Zgodnie z dokumentami sądowymi, do których dotarł "Wall Street Journal" chodzi o rosyjskie koncerny telekomunikacyjne Vimpelcom i MTS a także szwedzki TeliaSonera. USA „prosi europejskich partnerów o zablokowanie aktywów na ok. 1 mld dol.
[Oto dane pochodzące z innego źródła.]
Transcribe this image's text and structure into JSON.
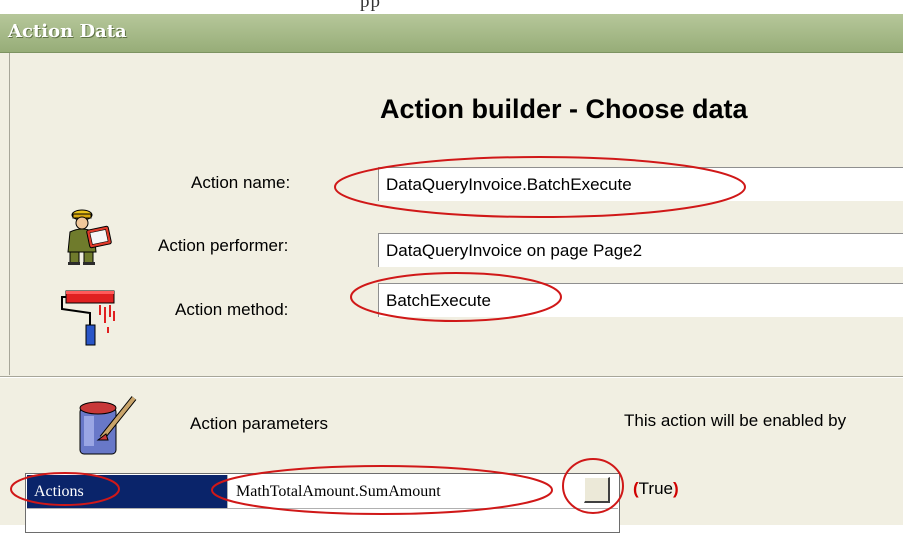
{
  "top_strip": {
    "text": "pp"
  },
  "window": {
    "title": "Action Data"
  },
  "builder": {
    "heading": "Action builder - Choose data",
    "action_name": {
      "label": "Action name:",
      "value": "DataQueryInvoice.BatchExecute"
    },
    "action_performer": {
      "label": "Action performer:",
      "value": "DataQueryInvoice on page Page2"
    },
    "action_method": {
      "label": "Action method:",
      "value": "BatchExecute"
    }
  },
  "parameters": {
    "label": "Action parameters",
    "enabled_text": "This action will be enabled by",
    "grid": {
      "key": "Actions",
      "value": "MathTotalAmount.SumAmount"
    },
    "condition": {
      "open": "(",
      "value": "True",
      "close": ")"
    }
  },
  "annotation_color": "#d01818",
  "icons": [
    "worker-reading-icon",
    "paint-roller-icon",
    "paint-bucket-icon",
    "ellipsis-button"
  ]
}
Z tego 300 mln dol. ma się znajdować w Irlandii, Luksemburgu i Belgii; jeszcze 30 mln dol. w Szwecji i ok. 640 mln dol. w Szwajcarii. Są to nie tylko pieniądze na kontach i lokatach bankowych, ale też nieruchomości, np. willa nad jeziorem w Szwajcarii.
Zdaniem amerykańskich prokuratorów, mająca swoją siedzibę Amsterdamie firma Vimpelcom Ltd (należy do niej rosyjski operator komórkowy Bilain i ukraiński Kievstar), a także rosyjska MTS i szwedzka TeliaSonoera przelewały miliony dolarów na rachunki firm kontrolowanych przez Gulnarę Karimową, starszą córkę prezydenta Ubekistanu Islama Karimowa. Gigantyczne łapówki miały im zapewnić pełnię władzy na uzbeckim rynku telefonii komórkowej.
Walka o uzbecki rynek GSM (26 mln abonentów) szła na ostro od kilku lat. Klan Kerimowów wymuszał na koncernach stosowne gratyfikacje, dowolnie manipulując przepisami. W lipcu 2012 r. uzbecki rząd wstrzymał na 10 dni licencję firmie Uzdunrobita należącej do rosyjskiego MTS. Abonenci sieci rzucili się więc do biur pozostałych czterech operatorów, by kupić tam karty czy abonament. Firmy musiały zorganizować dodatkowe stanowiska na ulicach.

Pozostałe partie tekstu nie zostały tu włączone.